It’s a question that’s often on the minds of anyone who’s ever looked at the high cost of raising kids today: how do parents make it work? Well, we wondered too. Which is why we’re asking parents around the country for a peek into their financial lives: what they earn, spend, save, and invest as well as what financial headaches they face, what tricks they’ve learned along the way, and what, if anything, they have figured out. Will the answers we receive get the okay from financial advisors? Not always. Are they honest looks into families trying to provide for their kids? Absolutely. Here, Frank, a 43-year-old married father of two who lives outside of Buffalo, New York, discusses how he and his wife invest, splurge, and spend now that he’s finally found steady work.
My kids are 8 and 4. And I’m finally feeling confident about our finances. My wife and I fell into a rhythm and routine that felt maintainable about a year ago. It allows us to pay the bills, put a good deal of money away, and have a little fun, too.
We had some tight times for sure. When my wife was pregnant with our first, I had agita for six straight months. I knew what costs were coming our way in terms of medical expenses and the general cost of raising your kid. But we made it through. By the time our second came along, we were feeling much, much better.
I’m a GC – general contractor. For the past five years, I’ve been the lead on a project that’s building all the units in a new residential community. It’s an extensive project. I pull in $125,000 a year. My take-home after taxes is roughly $86,000.
My wife? She’s a school teacher. She makes $40,000 a year. Her take-home is about $31,000.
With those salaries up here? Life is pretty good. We’re not complaining, that’s for sure.
We live in a four-bedroom split-level. It’s a wonderful home that we purchased four years ago after I was a year into my current job. We have a very standard fixed year 30-year mortgage at four percent. How I locked that in I do not know. But I’m not complaining. My monthly payments are $1,295 which are quite reasonable all things considered. We could put more down and pay it off sooner, but we’d rather invest the money somewhere it will grow instead.
Our kids both go to public school. This was the 4-year-old’s first year of kindergarten, which means we didn’t have to pay for daycare. Glorious, let me tell you. Until now, it cost us about $8,000. My wife is home with them during the summer.
Budget-wise, we’re pretty rigid. We put everything into a spreadsheet. We’re not nickel and diming one another about spending, on, say, an unaccounted cup of coffee here or there or anything like that but we like to keep everything figured out. My wife is great at keeping an Excel sheet together and making sure we’re not spending too much.
Our grocery costs come to about $600 a month. Utilities, all told, including things like internet, electric, Netflix, and my Sunday Ticket Max cable package, come to $500. My truck is paid in full; gas costs us another $400. All manageable.
My schedule doesn’t allow me to get home to my kids for bedtime all that much. So we go out to breakfast every Saturday, the three of us. That’s our little thing, plus it gives mom a couple hours of peace and quiet. That’s a recurring cost: $200 per month.
Our credit cards are paid off, finally, after three years of having interest accrue.

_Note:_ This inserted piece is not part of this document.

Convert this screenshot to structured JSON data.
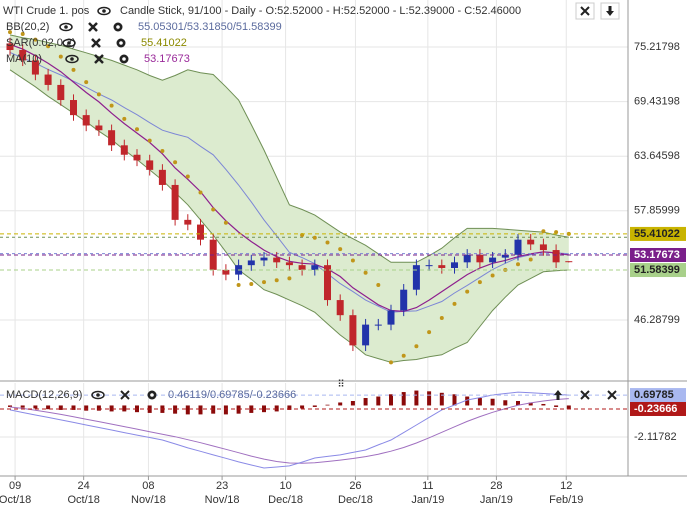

Now, we’ve had nearly six months of paying the full balance off every month, which is a nice feeling to have. We put everything from groceries to gas on that bill. Those points come in handy.
I have a financial portfolio that I think is pretty strong. It’s some mid-level investments – a bit of aggressive spending in there, but nothing too severe. It’s been treating me well and I have a nice deal of money squirreled away for my wife and I so far. I put away $500 or so per month into that.
We also have some standard college savings accounts for the kids. I put in $600 into those every month, too. Those are already set, as my father-in-law set up and put money into a 529 for them when they were born.
We have good insurance and our out-of-pocket costs are pretty low. Our spending there has been no more than $500 month on average for everything.
Of course, I know that that always won’t be the case. My oldest son has some crooked teeth and I know braces and more are coming down the path. But we have an emergency account that’s been going to prep for such things. We toss in $400 in that every month too.
We went on a weeklong vacation this year. Took the boys this past summer to the Outer Banks in North Carolina. It was lovely. I hadn’t had a vacation in a number of years. We went fishing, ate lots of peel-and-eat shrimp, enjoyed the beach. We splurged there. Cost us about $2,500.
It hasn’t always been like this. For years, I eeked out a living going from job to job until I was given an opportunity and worked myself up from there. Times were very tight. They were for a lot of years.
My work can change by the day, but I’ve already got a future job lined up after this one’s done — knock on wood. It’s another new renovation project. So that’ll keep us in a good place for the next six, seven years at least.
Will it stay like this? No. It’s only been like this for a few years. But understanding that will help us survive and plan for whatever comes our way.
We’re saving now for the unknown later.